Soms heb je twee jaren nodig om tot het juiste woord te komen, Pom. Dan heb ik het niet zozeer over le mot juste, dat zich vooral met de semantiek van een woord bezighoudt, maar vooraleer over het juiste verbindingswoord, dat de correcte constructie aangeeft en eerder grammaticaal van node is. Een functiewoord, noemen ze dat geloof ik.
Het kon niet anders zijn dan Campanella, en zijn meest complexe, bovendien. Anima Immortale: onsterfelijke ziel.
Di cervel dentro un pugno io sto, e divoro
tanto, che…
De komma achter STO moest ik even nazoeken, maar verder kan ik het gedrocht ongeveer uit mijn hoofd neertikken. Aangezien het alleen om de eerste regel gaat, zal ik je dat besparen, Pom. De rest is goed vertaald, Pom, ik zend het je aangehecht mee.1 Wellicht is duiding van de eerste regel, haar vreselijke tweeslachtigheid, voldoende om het hele gedicht te ontsleutelen.
Van-hersenen-in het midden-een vuist-ik-ben-en-ik verslind
Dat staat er letterlijk.
Op het eerste gezicht staat er, grofweg, iets als ‘Middenin de hersenen ben ik een vuist, en ik verslind (zoveel, dat…)’
Het moet nu voldoende voor de willige lezer zijn, te aanvaarden dat het gehele werk tweestemmig is. De eerste stem betreft die, van de onsterfelijke ziel. De tweede stem betreft die van een rechter, of een magistraat, en een renaissancistische dan bovendien.
Goed. Dat functiewoord. In bovenstaand italiaans is dat de ‘e’; ‘io sto’ is netjes opgeknipt in een ‘ik’ en de eerste persoon van een werkwoord; ‘divoro’ laat de ‘ik’ preuts getoond in zijn uitgang -o.
Ik houd niemand in spanning en geef de uiteindelijke, hondsmoeilijke, vertaling van de eerste zin:
Gevestigd in harns vuistpand ik, en ’t verslindt
zoveel, of…
Wat staat dáár nu eigenlijk? Ik sprak over tweestemmigheid. Twee dingen, dus. Ik geef ze zonder tromgeroffel:
1. In de hersenen gevestigd, ben ik een vuistpand, en ik verslind (zoveel, of…)
2. In Harlingen gevestigd, ben ik aan het vuistpanden, en dit verslindt (zoveel, of…)
Ik laat het aan de zichzelf inspannende lezer over om het vuistpand na te gaan, of waarom de hersenen zó, in een haast dialectische vorm, neergezet zijn, dat qua betekenis ook de havenplaats Harlingen uit onze Friese kolonie in haar eigen charmante schrijfwijze wordt opgeroepen.

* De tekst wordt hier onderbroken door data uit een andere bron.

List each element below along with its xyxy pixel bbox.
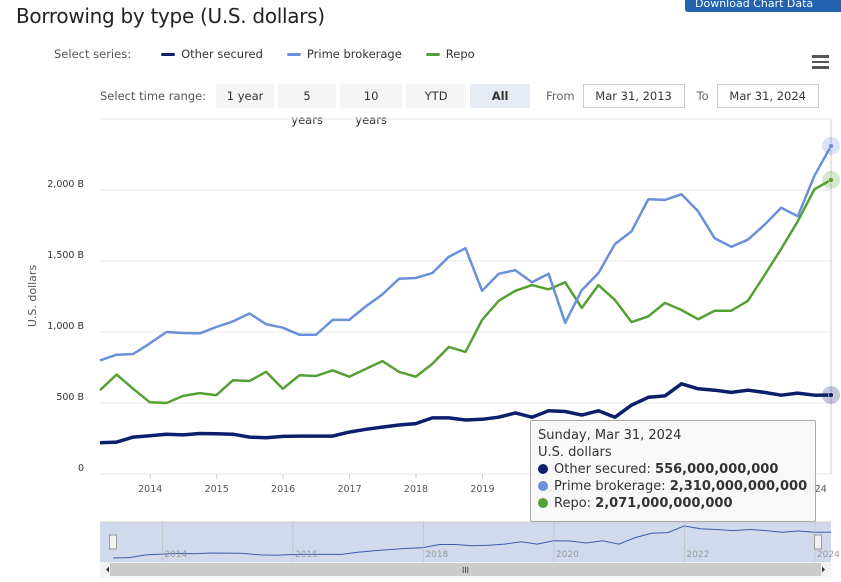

Het is, zodat de ambiguïteit, de tweeslachtigheid, de meerduidigheid van het origineel in vertaling weergegeven kunnen worden. In bovenstaande eerste zin, spreekt de onsterfelijke ziel. In de tweede spreekt een magistraat, een soort politierechter, misschien—een notaris die beschikt.
Maar bovenstaande zinnen, die de betekenissen van voorgaande alinea uitdrukken, zijn niet dezelfde zin.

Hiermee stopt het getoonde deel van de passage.